Monday, October 08, 2007

Last Contact: 1900

Last Contact: 1900

The world changed in 1900, which isn't anything special. History, I heard once (in one of those pop culture moments of accidental wisdom), is replete with turning points, changing more here, less there, now for the better and there, often enough, for the worse. Even if civilizations seem to grow through periods of relative stasis and rapid change rather than gradually, every moment is still in flux, every tradition is already dying by the time it's recognized. Nostalgia, by definition, is clutching at the customs that the times have outgrown, grabbing at some imagined better past, dully remembered from childhood. The habits of our grandparents are changed even in our desperate attempt to preserve them.

For all that, it's comfortable for me to pin 1900 from my own point in history as a transformative moment. On one side of the century, I see all the strong associations with my modern life--automobiles, electronics, and global war--while on the other side there is another world, teeming with subsistence farmers, tuberculosis, and verbose novelists. One thing that intrigues me is the role of technology in that cultural shift, how much of those beloved traditions were based on the constraints of the times? How many of them were lost only because the alternatives were easier? (Pretty much all of them, I think.)

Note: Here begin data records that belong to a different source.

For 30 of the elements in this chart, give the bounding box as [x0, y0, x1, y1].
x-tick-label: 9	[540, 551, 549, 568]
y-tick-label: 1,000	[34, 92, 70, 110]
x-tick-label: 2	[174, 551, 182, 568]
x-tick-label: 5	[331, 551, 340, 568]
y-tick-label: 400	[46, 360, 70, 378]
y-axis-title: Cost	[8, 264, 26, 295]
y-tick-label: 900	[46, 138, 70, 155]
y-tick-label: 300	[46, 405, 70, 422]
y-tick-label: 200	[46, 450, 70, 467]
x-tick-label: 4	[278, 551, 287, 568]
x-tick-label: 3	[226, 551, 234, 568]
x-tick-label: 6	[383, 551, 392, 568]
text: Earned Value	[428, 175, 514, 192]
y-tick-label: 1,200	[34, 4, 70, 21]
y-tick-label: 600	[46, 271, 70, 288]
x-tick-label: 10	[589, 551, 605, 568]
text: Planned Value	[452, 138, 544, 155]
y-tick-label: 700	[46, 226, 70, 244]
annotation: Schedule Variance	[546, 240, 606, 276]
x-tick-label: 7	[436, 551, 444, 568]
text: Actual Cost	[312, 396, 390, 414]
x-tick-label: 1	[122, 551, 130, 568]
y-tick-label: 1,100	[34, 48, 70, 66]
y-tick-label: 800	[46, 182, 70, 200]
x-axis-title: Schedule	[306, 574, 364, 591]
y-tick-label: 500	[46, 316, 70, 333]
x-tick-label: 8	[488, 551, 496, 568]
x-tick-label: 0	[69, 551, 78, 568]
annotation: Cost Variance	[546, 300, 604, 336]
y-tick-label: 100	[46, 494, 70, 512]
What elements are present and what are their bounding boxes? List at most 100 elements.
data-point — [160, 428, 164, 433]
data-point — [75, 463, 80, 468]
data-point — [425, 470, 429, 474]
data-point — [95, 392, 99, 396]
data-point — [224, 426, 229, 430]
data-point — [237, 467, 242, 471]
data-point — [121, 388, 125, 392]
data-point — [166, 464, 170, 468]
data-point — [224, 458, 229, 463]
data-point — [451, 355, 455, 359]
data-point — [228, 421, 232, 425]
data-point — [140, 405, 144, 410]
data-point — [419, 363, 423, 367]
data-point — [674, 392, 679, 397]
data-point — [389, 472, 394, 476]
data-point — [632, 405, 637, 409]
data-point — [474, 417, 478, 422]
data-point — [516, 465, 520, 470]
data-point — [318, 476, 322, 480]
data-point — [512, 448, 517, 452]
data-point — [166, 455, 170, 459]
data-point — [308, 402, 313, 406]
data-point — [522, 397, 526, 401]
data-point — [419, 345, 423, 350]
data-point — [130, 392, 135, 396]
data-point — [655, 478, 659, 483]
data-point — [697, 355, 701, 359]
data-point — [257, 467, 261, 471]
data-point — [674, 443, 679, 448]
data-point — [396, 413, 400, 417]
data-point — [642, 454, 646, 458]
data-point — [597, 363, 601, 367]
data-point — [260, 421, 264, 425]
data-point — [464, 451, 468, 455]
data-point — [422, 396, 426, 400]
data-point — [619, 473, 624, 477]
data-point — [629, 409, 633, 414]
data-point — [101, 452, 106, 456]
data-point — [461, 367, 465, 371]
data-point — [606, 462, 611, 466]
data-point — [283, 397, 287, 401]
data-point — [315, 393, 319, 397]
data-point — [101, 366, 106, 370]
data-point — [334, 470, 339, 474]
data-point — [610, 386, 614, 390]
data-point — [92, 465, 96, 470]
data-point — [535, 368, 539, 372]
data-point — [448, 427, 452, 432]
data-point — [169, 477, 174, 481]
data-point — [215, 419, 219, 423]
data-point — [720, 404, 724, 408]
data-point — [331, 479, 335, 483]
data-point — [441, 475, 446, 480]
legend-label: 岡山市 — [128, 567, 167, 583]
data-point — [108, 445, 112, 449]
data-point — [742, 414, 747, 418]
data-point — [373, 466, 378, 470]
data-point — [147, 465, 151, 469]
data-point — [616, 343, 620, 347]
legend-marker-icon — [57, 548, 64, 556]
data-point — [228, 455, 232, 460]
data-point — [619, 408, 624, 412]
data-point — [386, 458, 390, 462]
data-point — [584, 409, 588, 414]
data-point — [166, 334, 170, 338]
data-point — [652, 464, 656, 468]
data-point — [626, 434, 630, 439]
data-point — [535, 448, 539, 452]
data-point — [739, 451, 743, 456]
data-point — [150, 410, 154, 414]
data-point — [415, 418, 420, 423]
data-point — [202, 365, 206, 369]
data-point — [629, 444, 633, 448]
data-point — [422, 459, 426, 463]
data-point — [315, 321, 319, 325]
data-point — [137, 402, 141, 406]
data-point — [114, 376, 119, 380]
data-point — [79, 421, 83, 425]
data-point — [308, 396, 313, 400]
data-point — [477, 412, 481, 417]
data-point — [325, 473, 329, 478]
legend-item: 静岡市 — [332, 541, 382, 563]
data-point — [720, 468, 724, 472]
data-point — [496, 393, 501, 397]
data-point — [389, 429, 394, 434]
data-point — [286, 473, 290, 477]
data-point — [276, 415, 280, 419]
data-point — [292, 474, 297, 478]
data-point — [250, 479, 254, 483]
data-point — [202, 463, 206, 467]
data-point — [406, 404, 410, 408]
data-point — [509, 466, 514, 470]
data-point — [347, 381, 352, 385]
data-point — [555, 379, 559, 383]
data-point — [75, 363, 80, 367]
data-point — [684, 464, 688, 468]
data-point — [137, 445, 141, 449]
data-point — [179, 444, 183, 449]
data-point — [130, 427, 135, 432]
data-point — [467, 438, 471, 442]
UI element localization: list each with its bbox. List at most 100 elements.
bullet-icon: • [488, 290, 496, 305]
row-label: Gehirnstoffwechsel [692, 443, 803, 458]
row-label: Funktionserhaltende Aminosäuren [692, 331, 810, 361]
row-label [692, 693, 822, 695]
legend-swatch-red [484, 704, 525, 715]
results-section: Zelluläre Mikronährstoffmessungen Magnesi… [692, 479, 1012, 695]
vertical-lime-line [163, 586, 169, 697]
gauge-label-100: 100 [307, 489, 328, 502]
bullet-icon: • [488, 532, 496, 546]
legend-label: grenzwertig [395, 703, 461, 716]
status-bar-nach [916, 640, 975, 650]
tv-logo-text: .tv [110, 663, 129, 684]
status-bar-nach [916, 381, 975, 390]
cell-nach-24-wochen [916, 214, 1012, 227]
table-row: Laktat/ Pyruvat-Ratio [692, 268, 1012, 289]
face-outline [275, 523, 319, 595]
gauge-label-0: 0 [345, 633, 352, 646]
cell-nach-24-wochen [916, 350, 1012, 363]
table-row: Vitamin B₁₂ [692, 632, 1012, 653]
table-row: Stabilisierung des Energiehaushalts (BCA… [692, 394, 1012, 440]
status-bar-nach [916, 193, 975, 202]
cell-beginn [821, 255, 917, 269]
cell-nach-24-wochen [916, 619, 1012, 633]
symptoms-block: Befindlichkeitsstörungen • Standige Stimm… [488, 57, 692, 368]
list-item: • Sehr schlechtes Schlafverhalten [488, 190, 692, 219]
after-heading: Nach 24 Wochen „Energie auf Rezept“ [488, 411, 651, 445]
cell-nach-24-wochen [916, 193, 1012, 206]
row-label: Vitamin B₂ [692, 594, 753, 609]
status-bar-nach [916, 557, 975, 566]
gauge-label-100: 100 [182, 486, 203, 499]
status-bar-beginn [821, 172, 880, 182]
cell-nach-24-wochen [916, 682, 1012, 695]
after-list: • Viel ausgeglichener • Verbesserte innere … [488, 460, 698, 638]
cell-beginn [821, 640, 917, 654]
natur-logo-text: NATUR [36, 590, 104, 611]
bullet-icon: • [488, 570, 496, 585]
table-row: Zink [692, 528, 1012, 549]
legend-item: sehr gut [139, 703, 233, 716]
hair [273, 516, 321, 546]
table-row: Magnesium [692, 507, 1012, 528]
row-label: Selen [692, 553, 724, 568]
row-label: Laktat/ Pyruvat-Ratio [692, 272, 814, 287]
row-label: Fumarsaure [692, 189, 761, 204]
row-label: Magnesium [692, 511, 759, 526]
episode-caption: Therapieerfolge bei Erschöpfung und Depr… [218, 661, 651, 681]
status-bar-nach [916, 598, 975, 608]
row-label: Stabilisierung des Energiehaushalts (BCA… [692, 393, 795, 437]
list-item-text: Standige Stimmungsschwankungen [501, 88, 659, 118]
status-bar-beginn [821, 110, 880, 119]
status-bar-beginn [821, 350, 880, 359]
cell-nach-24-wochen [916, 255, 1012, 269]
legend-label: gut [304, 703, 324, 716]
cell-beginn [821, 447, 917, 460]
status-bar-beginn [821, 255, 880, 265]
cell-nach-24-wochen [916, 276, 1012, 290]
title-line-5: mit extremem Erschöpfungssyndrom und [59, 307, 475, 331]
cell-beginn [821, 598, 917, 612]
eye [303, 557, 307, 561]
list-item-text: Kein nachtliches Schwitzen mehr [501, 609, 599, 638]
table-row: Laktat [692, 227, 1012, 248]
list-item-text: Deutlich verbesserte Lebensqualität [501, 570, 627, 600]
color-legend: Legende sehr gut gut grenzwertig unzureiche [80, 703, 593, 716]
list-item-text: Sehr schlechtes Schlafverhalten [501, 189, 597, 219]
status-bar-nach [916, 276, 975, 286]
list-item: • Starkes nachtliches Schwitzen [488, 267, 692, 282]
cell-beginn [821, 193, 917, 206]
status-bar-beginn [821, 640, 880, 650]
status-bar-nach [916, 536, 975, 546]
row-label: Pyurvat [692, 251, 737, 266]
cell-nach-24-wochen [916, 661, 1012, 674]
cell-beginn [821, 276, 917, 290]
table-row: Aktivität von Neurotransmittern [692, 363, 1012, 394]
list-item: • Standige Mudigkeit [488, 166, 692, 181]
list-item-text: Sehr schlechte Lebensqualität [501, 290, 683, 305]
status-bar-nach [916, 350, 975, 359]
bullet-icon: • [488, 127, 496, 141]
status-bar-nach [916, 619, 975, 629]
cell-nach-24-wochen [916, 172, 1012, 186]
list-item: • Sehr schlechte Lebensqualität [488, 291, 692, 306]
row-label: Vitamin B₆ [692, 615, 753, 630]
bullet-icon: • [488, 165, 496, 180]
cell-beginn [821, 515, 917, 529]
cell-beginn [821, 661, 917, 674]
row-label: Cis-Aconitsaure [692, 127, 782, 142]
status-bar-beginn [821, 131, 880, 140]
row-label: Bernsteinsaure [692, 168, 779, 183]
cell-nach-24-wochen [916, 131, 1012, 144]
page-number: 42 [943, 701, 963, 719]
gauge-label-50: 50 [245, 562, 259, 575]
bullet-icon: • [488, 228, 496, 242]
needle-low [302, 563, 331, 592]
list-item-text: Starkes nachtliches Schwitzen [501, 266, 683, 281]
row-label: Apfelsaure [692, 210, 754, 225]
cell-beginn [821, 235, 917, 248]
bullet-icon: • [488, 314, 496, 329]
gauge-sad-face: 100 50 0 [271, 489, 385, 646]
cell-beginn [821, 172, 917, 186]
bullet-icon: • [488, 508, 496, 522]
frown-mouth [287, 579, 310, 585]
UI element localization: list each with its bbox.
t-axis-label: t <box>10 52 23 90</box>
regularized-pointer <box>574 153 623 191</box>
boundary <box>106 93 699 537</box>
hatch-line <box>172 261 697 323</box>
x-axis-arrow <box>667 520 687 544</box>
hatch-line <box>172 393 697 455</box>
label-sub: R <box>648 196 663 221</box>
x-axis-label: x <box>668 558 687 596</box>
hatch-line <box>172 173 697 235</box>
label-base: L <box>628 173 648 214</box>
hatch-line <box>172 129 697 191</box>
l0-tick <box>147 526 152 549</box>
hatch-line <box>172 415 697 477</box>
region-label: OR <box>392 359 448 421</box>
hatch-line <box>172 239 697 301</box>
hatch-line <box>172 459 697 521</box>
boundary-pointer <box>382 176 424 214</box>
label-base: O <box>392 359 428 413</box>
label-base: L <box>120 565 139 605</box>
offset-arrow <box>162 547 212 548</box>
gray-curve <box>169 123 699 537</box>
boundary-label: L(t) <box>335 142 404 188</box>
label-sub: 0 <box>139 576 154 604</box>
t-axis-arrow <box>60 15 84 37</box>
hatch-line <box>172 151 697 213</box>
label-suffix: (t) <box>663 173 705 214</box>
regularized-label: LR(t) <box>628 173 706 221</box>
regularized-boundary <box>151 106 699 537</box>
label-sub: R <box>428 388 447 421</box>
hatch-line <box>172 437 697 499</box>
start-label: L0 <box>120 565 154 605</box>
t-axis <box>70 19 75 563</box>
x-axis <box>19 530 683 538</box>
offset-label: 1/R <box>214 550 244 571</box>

Reading some of Chekhov's short stories this past week (that'd be Anton, not, um, Pavel), I found myself puzzling about the Russian economy. It's one that enabled sloth, drunkenness and other gluttonies, which would seem, at a glance, to be unsopported by an unforgiving climate and a large dependent population. But there was a lot of real estate, for one thing, and the backs of innumerable serfs (even if they were liberated years before Chekhov's time) for another. One gets the feeling that life was cheap in Russia. The industrial revolution made it better for the peasant class, offering factory work as a slight elevation from abject poverty, still at a station well below the professionals, and distant as ever from the landowners. Chekhov painted many vignettes of the tension between the new technology and the old traditions. His rich decorated their estates with baubles: a concertina, a telephone, electric lights. Telegraph lines buzz through his pastoral landscapes, and rail touches the provinces to the heart of Moscow. The flicker of progress in his Russia is inevitable, irrepressible, changing everything and yet changing nothing. It makes lives better, but fails to cure society's ills--people are still people after all, and progress is much too slow for that, and too ingrained in the present. Is it any wonder that the Russians revolted? Freedom from bondage, economic growth, and the lives of 98% of them still managed to be total shit.

First contact stories tend to be bad (with exceptions), because of the focus, the icky exceptionalism, the false promises. The unquestioning love of progress is about as tedious as being stuck in the past. The better versions of this tale, and I'll call them "last contact" stories for want of a better distinction, carry a more complete sense of what's lost, what's gained, and how the transition comes both from the past and from the alien ideas. Geoff Ryman, one of the better authors you've never read, grabbed it in 2004. He opens his novel Air with "Mae lived in the last village in the world to go online. After that, everyone else went on air." It seems odd to have life in the 1900 Moscow 'burbs to resonate so strongly with the science fictional central Asia of the 21st century, but it positively hummed. Ryman takes the future and the past with equal love and with equal reprobation and, like Chekhov, focuses narrowly on the characters living in their context. It's a sign of honest writing, good perceptions, and a sense of subtlety. More of an observer, Chekhov wasn't given to the same sort of moralizing harangues of the earlier 19th century Russian novelists. Still, he had his moments. Near the turn of the century, here's a quote from A Doctor's Visit (1898):

"Looking at the factory buildings and the barracks, where the workpeople were asleep, he thought again what he always thought when he saw a factory. They may have performances for the workpeople, magic lanterns, factory doctors, and improvemens of all sorts, but, all the same, the workpeople he had met that day on his way from the station did not look in any way different from those he had known long ago in his childhood, before there were factory performances and improvements....[He] looked upon factories as something baffling, the cause of which was obscure and not removable, and all the improvements in the life of the factory hands he looked upon not as superfluous, but as comparable with the treatment of incurable illnesses."

Progress comes, and it changes everything. But as brilliantly as we may advance, and as much as I enjoy tapping away at my magic lantern here, the drama still repeats itself, and the end is always the same.